The automaker has also admitted that the software, which includes a “defeat device” to hide on-road NOx emissions, has been used on 11 million vehicles sold worldwide.
The latest admission and act to mitigate the damage is another chapter in what seems to be a very long story that only came to light this past Friday. Nearly a half a million vehicles sold in the United States with four-cylinder diesel engines are affected. CARB and the EPA gave Volkswagen a chance to rectify on-road emissions issues last year by way of a voluntary recall, but the fix did not bring NOx emissions down to an acceptable level.
Volkswagen, in a statement released Tuesday, said they are “working at full speed to clarify irregularities concerning a particular software used” in the vehicles and that newer Euro 6 compliant vehicles are not affected by the “defeat device” software.

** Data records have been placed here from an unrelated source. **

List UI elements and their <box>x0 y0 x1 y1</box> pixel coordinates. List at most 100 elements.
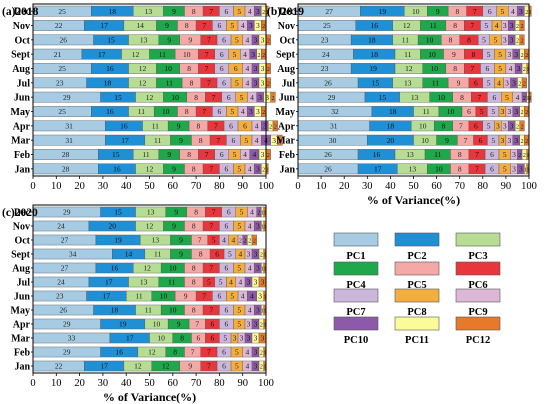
category-label: Sept <box>11 250 31 261</box>
data-label: 2 <box>523 81 526 87</box>
legend-label: PC12 <box>466 335 491 346</box>
data-label: 1 <box>524 167 527 173</box>
bar-segment <box>251 234 257 246</box>
data-label: 2 <box>262 53 265 59</box>
data-label: 3 <box>247 250 251 259</box>
data-label: 8 <box>199 250 203 259</box>
data-label: 11 <box>135 292 142 301</box>
data-label: 3 <box>501 107 505 116</box>
data-label: 8 <box>458 150 462 159</box>
data-label: 5 <box>223 334 227 343</box>
data-label: 3 <box>254 362 258 371</box>
data-label: 6 <box>488 7 492 16</box>
data-label: 25 <box>58 64 66 73</box>
data-label: 1 <box>526 67 529 73</box>
category-label: Oct <box>14 236 30 247</box>
data-label: 6 <box>225 164 229 173</box>
data-label: 16 <box>111 264 119 273</box>
data-label: 3 <box>272 136 276 145</box>
x-axis-label: % of Variance(%) <box>367 193 460 207</box>
data-label: 4 <box>243 150 247 159</box>
category-label: Nov <box>13 21 30 32</box>
data-label: 4 <box>250 93 254 102</box>
data-label: 9 <box>172 7 176 16</box>
data-label: 10 <box>169 264 177 273</box>
x-tick-label: 80 <box>214 181 225 192</box>
data-label: 4 <box>255 136 259 145</box>
legend-swatch <box>455 261 501 276</box>
data-label: 2 <box>258 211 261 217</box>
data-label: 1 <box>261 225 264 231</box>
data-label: 6 <box>225 306 229 315</box>
data-label: 3 <box>254 334 258 343</box>
data-label: 5 <box>230 292 234 301</box>
data-label: 12 <box>139 78 147 87</box>
data-label: 11 <box>154 250 161 259</box>
data-label: 28 <box>62 164 70 173</box>
data-label: 2 <box>523 96 526 102</box>
data-label: 13 <box>152 236 160 245</box>
data-label: 1 <box>261 267 264 273</box>
data-label: 10 <box>412 7 420 16</box>
panel-title: (b)2019 <box>267 6 304 18</box>
category-label: Apr <box>13 320 31 331</box>
data-label: 3 <box>519 164 523 173</box>
data-label: 2 <box>516 124 519 130</box>
data-label: 29 <box>63 208 71 217</box>
data-label: 2 <box>262 24 265 30</box>
data-label: 8 <box>185 21 189 30</box>
legend-label: PC4 <box>346 280 366 291</box>
data-label: 15 <box>372 78 380 87</box>
data-label: 10 <box>431 64 439 73</box>
data-label: 3 <box>510 121 514 130</box>
data-label: 21 <box>54 50 62 59</box>
data-label: 7 <box>195 320 199 329</box>
data-label: 2 <box>262 10 265 16</box>
data-label: 7 <box>475 150 479 159</box>
data-label: 29 <box>328 93 336 102</box>
data-label: 7 <box>207 35 211 44</box>
x-tick-label: 70 <box>454 181 465 192</box>
data-label: 7 <box>209 306 213 315</box>
data-label: 8 <box>442 121 446 130</box>
data-label: 1 <box>526 153 529 159</box>
data-label: 6 <box>220 150 224 159</box>
x-tick-label: 10 <box>51 181 62 192</box>
data-label: 8 <box>449 35 453 44</box>
legend-label: PC10 <box>344 335 369 346</box>
data-label: 6 <box>232 136 236 145</box>
data-label: 4 <box>245 35 249 44</box>
legend-label: PC2 <box>407 251 426 262</box>
category-label: Nov <box>13 222 30 233</box>
data-label: 3 <box>501 136 505 145</box>
data-label: 16 <box>373 150 381 159</box>
data-label: 1 <box>263 351 266 357</box>
data-label: 6 <box>225 222 229 231</box>
data-label: 3 <box>256 222 260 231</box>
data-label: 2 <box>267 67 270 73</box>
data-label: 3 <box>254 78 258 87</box>
data-label: 6 <box>220 64 224 73</box>
data-label: 11 <box>432 78 439 87</box>
data-label: 24 <box>57 222 65 231</box>
data-label: 3 <box>510 35 514 44</box>
legend-swatch <box>455 232 501 247</box>
data-label: 19 <box>379 7 387 16</box>
data-label: 4 <box>245 348 249 357</box>
data-label: 4 <box>232 236 236 245</box>
data-label: 2 <box>262 110 265 116</box>
data-label: 5 <box>233 150 237 159</box>
legend-label: PC8 <box>407 307 426 318</box>
data-label: 6 <box>225 7 229 16</box>
data-label: 8 <box>453 21 457 30</box>
data-label: 7 <box>202 21 206 30</box>
data-label: 11 <box>152 121 159 130</box>
data-label: 3 <box>514 50 518 59</box>
data-label: 6 <box>222 362 226 371</box>
data-label: 16 <box>106 107 114 116</box>
data-label: 3 <box>254 35 258 44</box>
data-label: 5 <box>237 306 241 315</box>
data-label: 7 <box>202 292 206 301</box>
data-label: 3 <box>261 78 265 87</box>
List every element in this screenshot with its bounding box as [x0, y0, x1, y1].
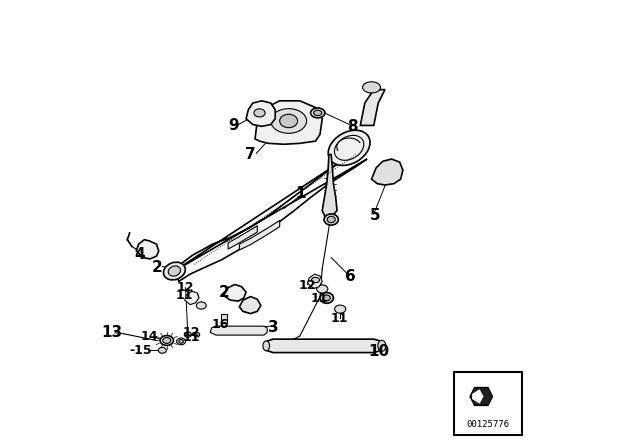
Ellipse shape [324, 214, 339, 225]
Polygon shape [239, 297, 261, 314]
Ellipse shape [323, 295, 330, 301]
Ellipse shape [335, 305, 346, 313]
Ellipse shape [317, 285, 328, 293]
Ellipse shape [179, 340, 184, 343]
Polygon shape [224, 284, 246, 301]
Ellipse shape [160, 336, 173, 345]
Text: 2: 2 [152, 260, 163, 275]
Polygon shape [307, 274, 323, 289]
Polygon shape [323, 155, 337, 217]
Text: 13: 13 [102, 325, 123, 340]
Ellipse shape [271, 109, 307, 134]
Ellipse shape [362, 82, 380, 93]
Polygon shape [470, 388, 493, 405]
Ellipse shape [263, 341, 269, 351]
Ellipse shape [327, 216, 335, 223]
Text: 1: 1 [295, 186, 305, 201]
Ellipse shape [314, 110, 322, 116]
FancyBboxPatch shape [454, 372, 522, 435]
Polygon shape [255, 101, 323, 144]
Ellipse shape [328, 130, 370, 165]
Text: 14: 14 [140, 330, 157, 344]
Text: 7: 7 [245, 146, 256, 162]
Text: 9: 9 [228, 118, 239, 133]
Ellipse shape [280, 114, 298, 128]
Ellipse shape [320, 293, 333, 303]
Ellipse shape [163, 338, 171, 344]
Polygon shape [221, 314, 227, 323]
Text: -15: -15 [129, 344, 152, 357]
Ellipse shape [189, 293, 198, 300]
Text: 3: 3 [268, 320, 278, 336]
Text: 12: 12 [182, 326, 200, 339]
Polygon shape [246, 101, 275, 126]
Polygon shape [239, 220, 280, 250]
Text: 11: 11 [182, 331, 200, 345]
Text: 12: 12 [177, 281, 195, 294]
Ellipse shape [168, 266, 180, 276]
Ellipse shape [163, 262, 186, 280]
Ellipse shape [184, 332, 191, 337]
Text: 6: 6 [345, 269, 356, 284]
Ellipse shape [194, 332, 200, 337]
Polygon shape [228, 226, 257, 249]
Text: 11: 11 [310, 292, 328, 306]
Ellipse shape [310, 108, 325, 118]
Ellipse shape [196, 302, 206, 309]
Text: 16: 16 [212, 318, 229, 332]
Text: 12: 12 [299, 279, 316, 293]
Text: 2: 2 [218, 285, 229, 300]
Text: 10: 10 [369, 344, 390, 359]
Text: 4: 4 [134, 247, 145, 262]
Ellipse shape [254, 109, 265, 117]
Polygon shape [174, 144, 367, 281]
Polygon shape [360, 90, 385, 125]
Text: 8: 8 [347, 119, 358, 134]
Polygon shape [371, 159, 403, 185]
Polygon shape [210, 326, 267, 335]
Polygon shape [472, 390, 483, 403]
Text: 5: 5 [369, 208, 380, 224]
Text: 11: 11 [330, 311, 348, 325]
Ellipse shape [312, 277, 319, 283]
Text: 11: 11 [176, 289, 193, 302]
Text: 00125776: 00125776 [467, 420, 509, 429]
Ellipse shape [177, 338, 186, 345]
Polygon shape [264, 339, 385, 353]
Polygon shape [185, 291, 199, 305]
Polygon shape [136, 240, 159, 259]
Ellipse shape [378, 340, 386, 351]
Ellipse shape [158, 348, 166, 353]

Diesel Volkswagen and Audi models were held up at port for months waiting for a Certificate of Compliance from the EPA. When the EPA held cars at port, Volkswagen admitted to using abnormal software measures and engine mapping to manipulate particulate test results.

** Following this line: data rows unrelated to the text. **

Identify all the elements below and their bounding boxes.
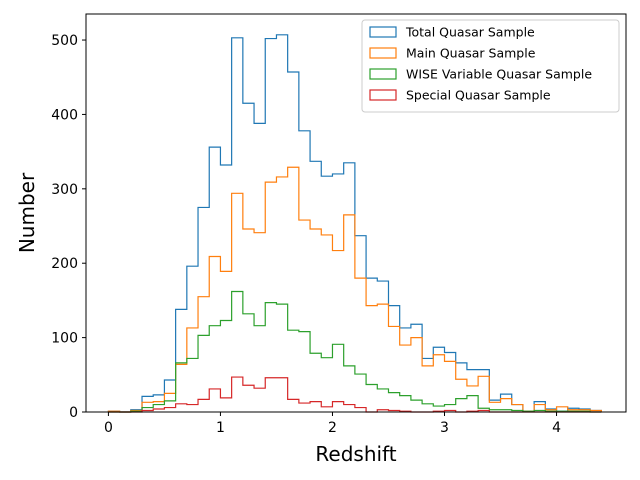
y-axis-label: Number bbox=[15, 172, 39, 253]
legend-label-4: Special Quasar Sample bbox=[406, 88, 551, 103]
legend-label-3: WISE Variable Quasar Sample bbox=[406, 67, 592, 82]
x-tick-label: 4 bbox=[552, 420, 561, 436]
axes-frame bbox=[85, 13, 627, 413]
legend-swatch-4 bbox=[369, 89, 397, 101]
y-tick-label: 300 bbox=[51, 182, 78, 198]
y-tick-label: 0 bbox=[69, 405, 78, 421]
x-tick-label: 0 bbox=[104, 420, 113, 436]
plot-area bbox=[107, 34, 602, 413]
legend-swatch-1 bbox=[369, 26, 397, 38]
series-line-4 bbox=[108, 376, 602, 413]
y-axis: 0 100 200 300 400 500 bbox=[51, 33, 86, 421]
series-line-2 bbox=[107, 166, 602, 413]
legend-box bbox=[361, 19, 620, 113]
y-tick-label: 400 bbox=[51, 107, 78, 123]
x-tick-label: 3 bbox=[440, 420, 449, 436]
y-tick-label: 100 bbox=[51, 331, 78, 347]
x-tick-label: 1 bbox=[216, 420, 225, 436]
y-tick-label: 500 bbox=[51, 33, 78, 49]
legend-label-1: Total Quasar Sample bbox=[405, 25, 535, 40]
x-axis-label: Redshift bbox=[315, 442, 396, 466]
x-tick-label: 2 bbox=[328, 420, 337, 436]
legend-swatch-3 bbox=[369, 68, 397, 80]
x-axis: 0 1 2 3 4 bbox=[104, 412, 561, 436]
legend-swatch-2 bbox=[369, 47, 397, 59]
legend-label-2: Main Quasar Sample bbox=[406, 46, 536, 61]
series-line-3 bbox=[108, 290, 602, 413]
y-tick-label: 200 bbox=[51, 256, 78, 272]
legend: Total Quasar Sample Main Quasar Sample WIS… bbox=[361, 19, 620, 113]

Volkswagen and Audi have stopped the sale of the affected models in the United States and Canada.
After admitting to the emissions manipulation, Volkswagen’s stock price close to 20 percent, erasing a significant amount of value from the company. The company is also now under investigation from the U.S. Department of Justice.
In the U.S., Volkswagen could be fined up to $18 billion, or $37,500 per non-compliant vehicle sold.